Quelle blague de voir la fédération étudiante et la CSN s'allier dans un combat soi-disant progressiste pour le gel des droits de scolarité!

Le système de financement actuel pompe l'argent des classes moyennes vers les bourgeois d'aujourd'hui et, surtout, de demain. Mais c'est toujours au nom de l'accessibilité qu'on défend le gel.

En tenant compte de l'inflation, les étudiants d'aujourd'hui paient moins que ceux de 1968.

C'est curieux, l'université est moins chère au Québec que partout ailleurs au Canada, et de très loin: les droits, cette année, sont de 2073$, comparativement à une moyenne de 4601$ dans le reste du Canada. Mais c'est néanmoins ici qu'elle est la moins fréquentée.

Mieux: on continue au Québec à faire payer à l'étudiant en médecine, qui paie 14% du coût de sa formation, le même tarif que l'étudiant en lettres, qui en paie 42%. Les perspectives de revenu sont de l'ordre du 10 pour 1 pour le reste de leur vie. Mais qu'importe: vive l'équité!

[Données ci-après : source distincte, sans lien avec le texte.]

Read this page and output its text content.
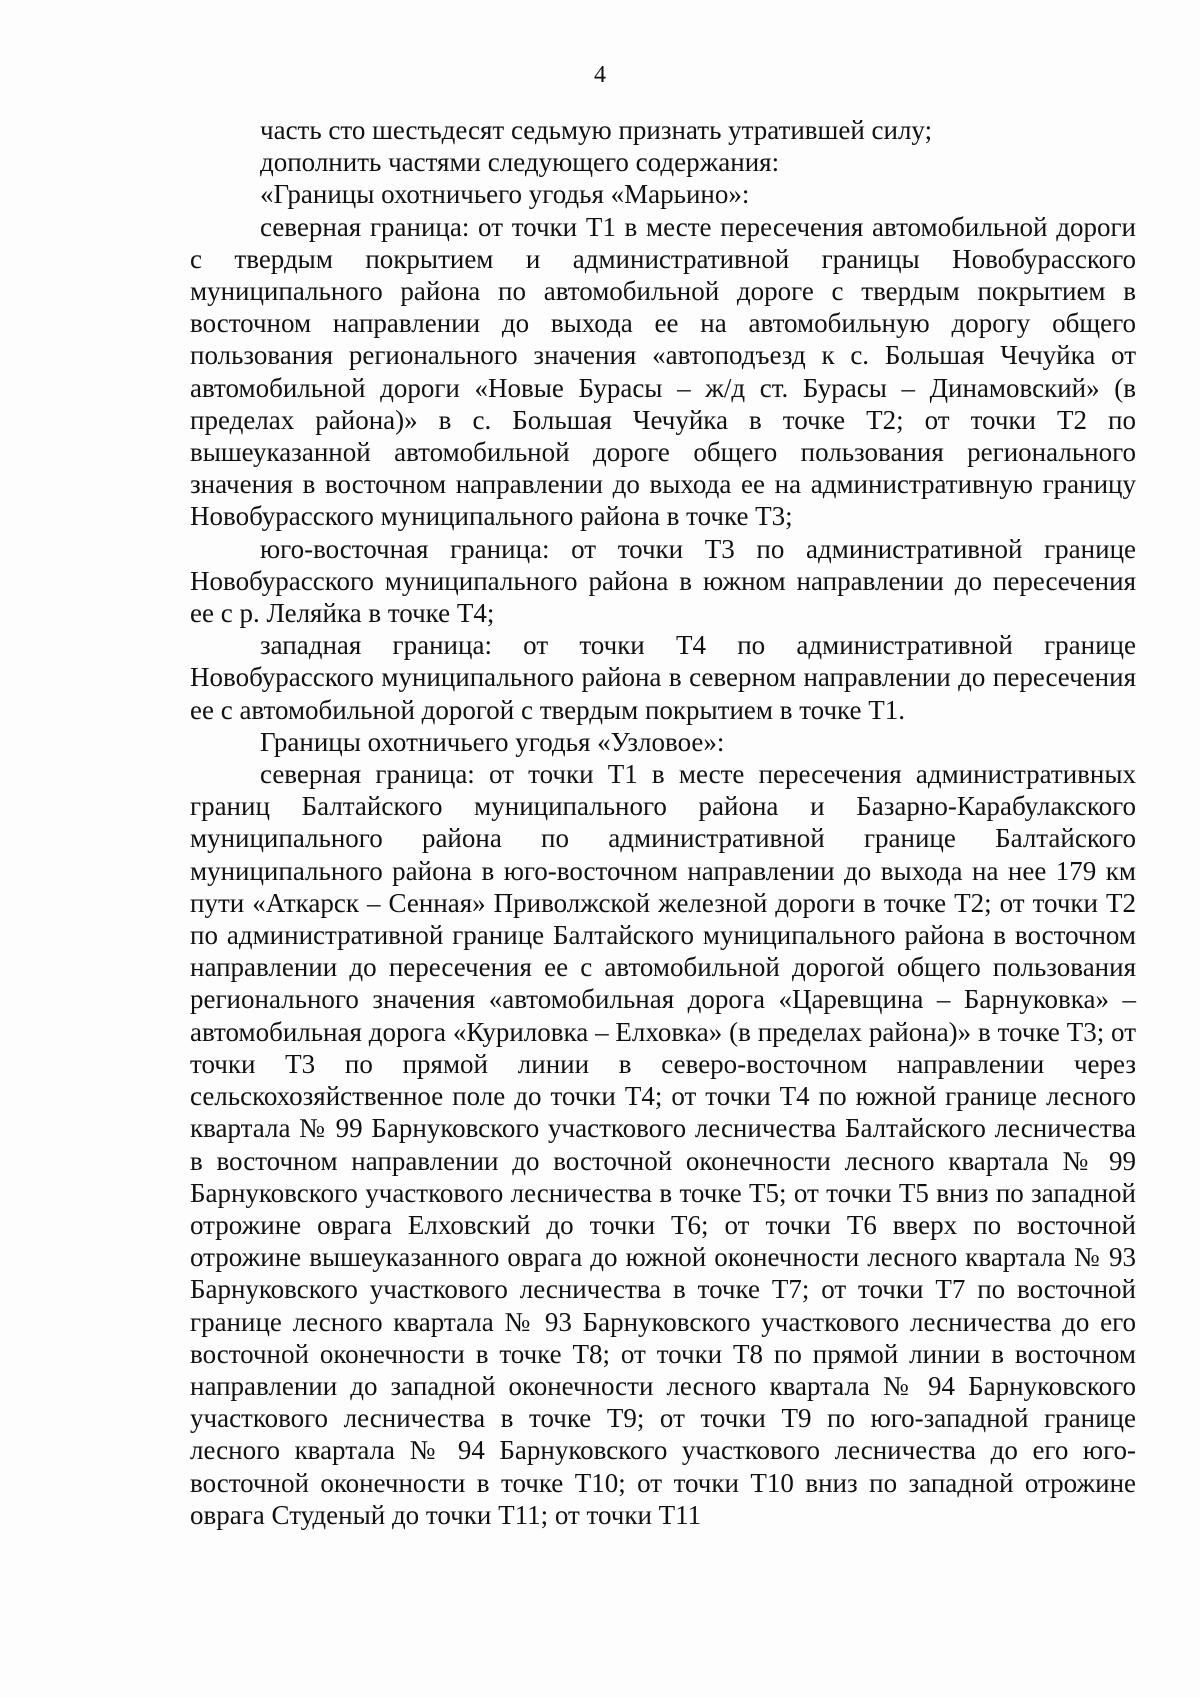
4

часть сто шестьдесят седьмую признать утратившей силу;

дополнить частями следующего содержания:

«Границы охотничьего угодья «Марьино»:

северная граница: от точки Т1 в месте пересечения автомобильной дороги с твердым покрытием и административной границы Новобурасского муниципального района по автомобильной дороге с твердым покрытием в восточном направлении до выхода ее на автомобильную дорогу общего пользования регионального значения «автоподъезд к с. Большая Чечуйка от автомобильной дороги «Новые Бурасы – ж/д ст. Бурасы – Динамовский» (в пределах района)» в с. Большая Чечуйка в точке Т2; от точки Т2 по вышеуказанной автомобильной дороге общего пользования регионального значения в восточном направлении до выхода ее на административную границу Новобурасского муниципального района в точке Т3;

юго-восточная граница: от точки Т3 по административной границе Новобурасского муниципального района в южном направлении до пересечения ее с р. Леляйка в точке Т4;

западная граница: от точки Т4 по административной границе Новобурасского муниципального района в северном направлении до пересечения ее с автомобильной дорогой с твердым покрытием в точке Т1.

Границы охотничьего угодья «Узловое»:

северная граница: от точки Т1 в месте пересечения административных границ Балтайского муниципального района и Базарно-Карабулакского муниципального района по административной границе Балтайского муниципального района в юго-восточном направлении до выхода на нее 179 км пути «Аткарск – Сенная» Приволжской железной дороги в точке Т2; от точки Т2 по административной границе Балтайского муниципального района в восточном направлении до пересечения ее с автомобильной дорогой общего пользования регионального значения «автомобильная дорога «Царевщина – Барнуковка» – автомобильная дорога «Куриловка – Елховка» (в пределах района)» в точке Т3; от точки Т3 по прямой линии в северо-восточном направлении через сельскохозяйственное поле до точки Т4; от точки Т4 по южной границе лесного квартала № 99 Барнуковского участкового лесничества Балтайского лесничества в восточном направлении до восточной оконечности лесного квартала № 99 Барнуковского участкового лесничества в точке Т5; от точки Т5 вниз по западной отрожине оврага Елховский до точки Т6; от точки Т6 вверх по восточной отрожине вышеуказанного оврага до южной оконечности лесного квартала № 93 Барнуковского участкового лесничества в точке Т7; от точки Т7 по восточной границе лесного квартала № 93 Барнуковского участкового лесничества до его восточной оконечности в точке Т8; от точки Т8 по прямой линии в восточном направлении до западной оконечности лесного квартала № 94 Барнуковского участкового лесничества в точке Т9; от точки Т9 по юго-западной границе лесного квартала № 94 Барнуковского участкового лесничества до его юго-восточной оконечности в точке Т10; от точки Т10 вниз по западной отрожине оврага Студеный до точки Т11; от точки Т11
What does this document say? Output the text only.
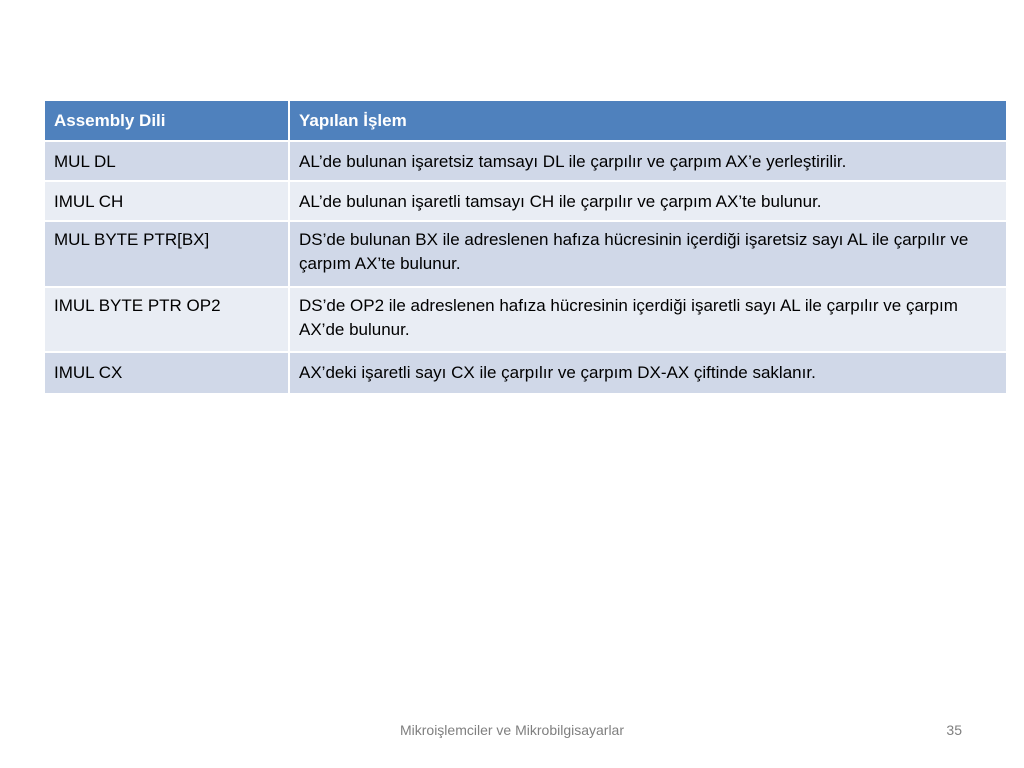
Assembly Dili	Yapılan İşlem
MUL DL	AL’de bulunan işaretsiz tamsayı DL ile çarpılır ve çarpım AX’e yerleştirilir.
IMUL CH	AL’de bulunan işaretli tamsayı CH ile çarpılır ve çarpım AX’te bulunur.
MUL BYTE PTR[BX]	DS’de bulunan BX ile adreslenen hafıza hücresinin içerdiği işaretsiz sayı AL ile çarpılır ve çarpım AX’te bulunur.
IMUL BYTE PTR OP2	DS’de OP2 ile adreslenen hafıza hücresinin içerdiği işaretli sayı AL ile çarpılır ve çarpım AX’de bulunur.
IMUL CX	AX’deki işaretli sayı CX ile çarpılır ve çarpım DX-AX çiftinde saklanır.
Mikroişlemciler ve Mikrobilgisayarlar	35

Ah, bien sûr, on voudrait tous, comme Françoise David, que l'université soit gratuite. Voyez le modèle français: d'un côté les grandes écoles hyperperformantes, qui sélectionnent les meilleurs étudiants, qui ont des équipements de rêve... Et, de l'autre, les universités «ordinaires», généralement dans un état pathétique.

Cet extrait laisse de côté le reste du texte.